Yesterday I found myself wasting nearly an hour looking for a photo suitable for a blog post. The thing was I had a photo all along, but I was concerned how some people might read in to it bit too much. It was a photo of me in the old library in the Trinity college here in Dublin. The blog post was about trying to be the best person you can be, you can read it HERE. I got self-conscious and worried people would confuse by trying to be better with the need to go to college, where as the picture actually just captured me visiting places, spending more time doing things for my self.
So I spent an hour looking for another photo. Yes, and hour! Probably not the best use of my time. But it got me thinking how we worry about what other people think sometimes too much. Even more so, do we let this get on the way of our art? I wanted to use this photo for the blog post, but let my own self doubt get on the way. At the end of the day, most people probably don’t read in to the photo much at all. After an hour I decided to go with my first instinct and used the photo. And you know what? As soon as I posted the blog post I was not worried anymore. It was out there, I was happy with the post and the way it looked, now it was time to move on.
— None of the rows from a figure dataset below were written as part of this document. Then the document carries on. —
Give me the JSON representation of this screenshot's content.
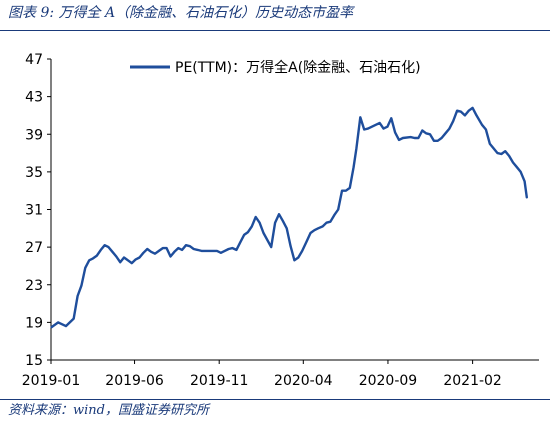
{
  "figure": {
    "title": "图表 9:  万得全 A（除金融、石油石化）历史动态市盈率",
    "source": "资料来源：wind，国盛证券研究所"
  },
  "colors": {
    "series": "#1f4e9c",
    "header": "#1a3a7a",
    "axis": "#000000"
  },
  "chart_data": {
    "type": "line",
    "title": "",
    "xlabel": "",
    "ylabel": "",
    "x_ticks": [
      "2019-01",
      "2019-06",
      "2019-11",
      "2020-04",
      "2020-09",
      "2021-02"
    ],
    "y_ticks": [
      15,
      19,
      23,
      27,
      31,
      35,
      39,
      43,
      47
    ],
    "ylim": [
      15,
      47
    ],
    "xlim": [
      "2019-01",
      "2021-06"
    ],
    "grid": false,
    "legend_position": "top-right",
    "series": [
      {
        "name": "PE(TTM)：万得全A(除金融、石油石化)",
        "x": [
          "2019-01-02",
          "2019-01-14",
          "2019-01-28",
          "2019-02-11",
          "2019-02-18",
          "2019-02-25",
          "2019-03-04",
          "2019-03-11",
          "2019-03-18",
          "2019-03-25",
          "2019-04-01",
          "2019-04-08",
          "2019-04-15",
          "2019-04-22",
          "2019-04-29",
          "2019-05-06",
          "2019-05-13",
          "2019-05-20",
          "2019-05-27",
          "2019-06-03",
          "2019-06-10",
          "2019-06-17",
          "2019-06-24",
          "2019-07-01",
          "2019-07-08",
          "2019-07-15",
          "2019-07-22",
          "2019-07-29",
          "2019-08-05",
          "2019-08-12",
          "2019-08-19",
          "2019-08-26",
          "2019-09-02",
          "2019-09-09",
          "2019-09-16",
          "2019-09-23",
          "2019-09-30",
          "2019-10-14",
          "2019-10-21",
          "2019-10-28",
          "2019-11-04",
          "2019-11-11",
          "2019-11-18",
          "2019-11-25",
          "2019-12-02",
          "2019-12-09",
          "2019-12-16",
          "2019-12-23",
          "2019-12-30",
          "2020-01-06",
          "2020-01-13",
          "2020-01-20",
          "2020-02-03",
          "2020-02-10",
          "2020-02-17",
          "2020-02-24",
          "2020-03-02",
          "2020-03-09",
          "2020-03-16",
          "2020-03-23",
          "2020-03-30",
          "2020-04-07",
          "2020-04-14",
          "2020-04-21",
          "2020-04-28",
          "2020-05-06",
          "2020-05-13",
          "2020-05-20",
          "2020-05-27",
          "2020-06-03",
          "2020-06-10",
          "2020-06-17",
          "2020-06-24",
          "2020-07-01",
          "2020-07-06",
          "2020-07-13",
          "2020-07-20",
          "2020-07-27",
          "2020-08-03",
          "2020-08-10",
          "2020-08-17",
          "2020-08-24",
          "2020-08-31",
          "2020-09-07",
          "2020-09-14",
          "2020-09-21",
          "2020-09-28",
          "2020-10-12",
          "2020-10-19",
          "2020-10-26",
          "2020-11-02",
          "2020-11-09",
          "2020-11-16",
          "2020-11-23",
          "2020-11-30",
          "2020-12-07",
          "2020-12-14",
          "2020-12-21",
          "2020-12-28",
          "2021-01-04",
          "2021-01-11",
          "2021-01-18",
          "2021-01-25",
          "2021-02-01",
          "2021-02-08",
          "2021-02-18",
          "2021-02-25",
          "2021-03-04",
          "2021-03-11",
          "2021-03-18",
          "2021-03-25",
          "2021-04-01",
          "2021-04-08",
          "2021-04-15",
          "2021-04-22",
          "2021-04-29",
          "2021-05-06",
          "2021-05-10"
        ],
        "values": [
          18.5,
          19.0,
          18.6,
          19.4,
          21.8,
          22.9,
          24.8,
          25.6,
          25.8,
          26.1,
          26.7,
          27.2,
          27.0,
          26.5,
          26.0,
          25.4,
          25.9,
          25.6,
          25.3,
          25.7,
          25.9,
          26.4,
          26.8,
          26.5,
          26.3,
          26.6,
          26.9,
          26.9,
          26.0,
          26.5,
          26.9,
          26.7,
          27.2,
          27.1,
          26.8,
          26.7,
          26.6,
          26.6,
          26.6,
          26.6,
          26.4,
          26.6,
          26.8,
          26.9,
          26.7,
          27.5,
          28.3,
          28.6,
          29.2,
          30.2,
          29.6,
          28.5,
          27.0,
          29.6,
          30.5,
          29.8,
          29.0,
          27.1,
          25.6,
          25.9,
          26.6,
          27.6,
          28.5,
          28.8,
          29.0,
          29.2,
          29.6,
          29.7,
          30.4,
          31.0,
          33.0,
          33.0,
          33.3,
          35.5,
          37.5,
          40.8,
          39.5,
          39.6,
          39.8,
          40.0,
          40.2,
          39.6,
          39.8,
          40.7,
          39.2,
          38.4,
          38.6,
          38.7,
          38.6,
          38.6,
          39.4,
          39.1,
          39.0,
          38.3,
          38.3,
          38.6,
          39.1,
          39.6,
          40.4,
          41.5,
          41.4,
          41.0,
          41.5,
          41.8,
          41.0,
          40.0,
          39.5,
          38.0,
          37.5,
          37.0,
          36.9,
          37.2,
          36.7,
          36.0,
          35.5,
          35.0,
          34.0,
          32.3
        ]
      }
    ]
  }
}
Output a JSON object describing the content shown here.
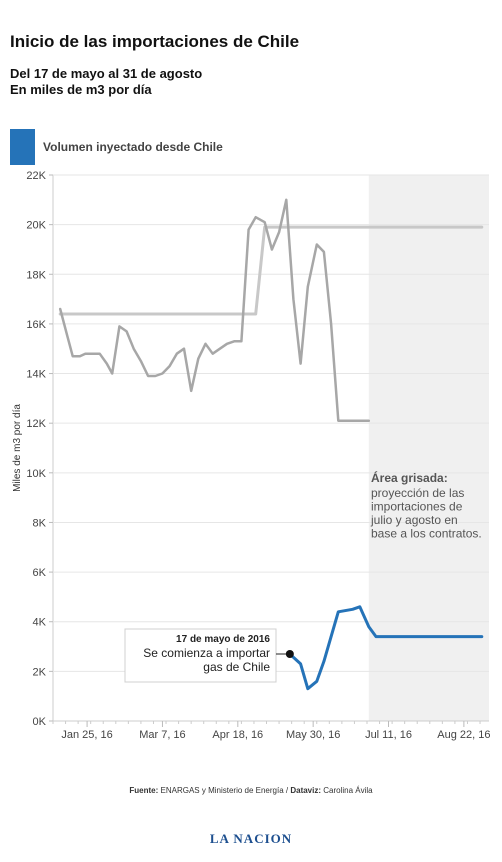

But now I think how many great things I must have scrapped just because I was worried about what people might think? Sure thing we all get bad reviews from time to time, it is impossible to please everybody. Even more so, you should not try to please everybody. Ever wondered why some of the top 40 music sounds so bland? Ever wondered why they are up there and not some of the artists you feel very passionate about? There is a reason for it. What major labels are trying to do is appeal to as many people as possible. This means the music cannot be extremely specific, otherwise it will not have the wide-spread appeal. Sure there are a lot of gems that get through as well, but that is not what the major labels are interested in these days. They are big companies with big overheads, and since the sakes numbers have fallen in the past two decades, they are not willing to take any risks. So they play it safe, and bland.
This is not necessarily a bad thing. it has helped to create an environment where many people go to look for more specific music bit deeper than just the charts. This has made the independent music scene to bloom like never before, in fact I don’t think you would be reading this blog post without this turnaround in the industry.
So I think us fighting in the trenches should not worry too much about what others think. I think being true to our selves is much more important. And often if you do that, people start to follow and support you for being you. So if you start holding things back because you are worried what others think, are you not just diluting your art? Are you kind of trying to do what the major labels are doing?